Which brings us back to Air Force One. Zipping around the country together last month on their education-bill signing tour, Bush and Kennedy chatted for an hour about the patients' bill of rights. The staff-level talks then resumed in earnest, but last week they again crawled to a standstill. Kennedy and the White House have found some agreement on the right-to-sue provision that has blocked the legislation for years. Their emerging deal would allow lawsuits to be brought against HMOs in state courts using new federal guidelines. Defining those federal guidelines is tricky but, according to those close to the negotiations, surmountable. But the deal has a hit a major roadblock over another issue: whether (or how much) to cap pain and suffering awards to plaintiffs who win suits against HMOs. Democrats don't want any caps, and Bush has previously proposed a $1.5 million limit. Those involved in the discussions say that Senate Democrats have rejected a new Bush proposal that would peg damage awards to age and other variables associated with the plaintiff, arguing that the formula the White House has suggested would not adequately reflect the earning potential of younger people.
This week the talks seemed like they were dying, and Senate aides suggested that Kennedy was considering whether to abandon them altogether. This puts Bush in a bind--and puts his fate in Kennedy's hands. Behind the scenes, the White House has invested more political capital in this bill than in almost any other domestic priority since 9/11. To keep Kennedy at the table and reach a compromise bill Bush can take credit for, the president would have to make significant ideological concessions.
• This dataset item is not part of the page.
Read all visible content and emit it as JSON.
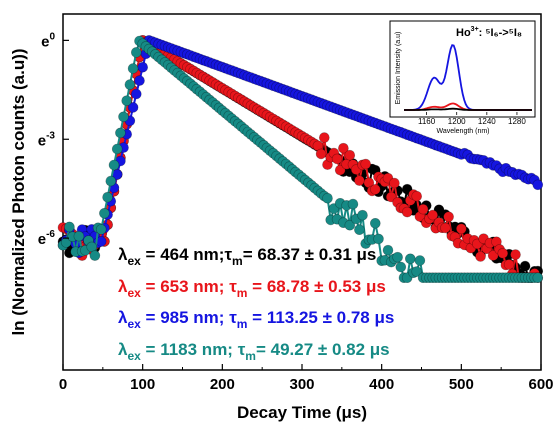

If he doesn't, and if Kennedy publicly quits the talks and takes the bill into the legislative black hole of a conference committee--a prospect some Democrats would prefer--it will be a major setback for Bush, signaling that his wartime popularity has little practical effect on his domestic agenda.
That's why late Tuesday afternoon, just a few hours after Kennedy blasted the president's education budget, Calio found time during a frantic day of lobbying on campaign finance reform to stop by Kennedy's office. For now, he's persuaded the senator to stick with the negotiations. But we'll soon find out if Kennedy was the smartest friend Bush ever made or a monster of his own creation.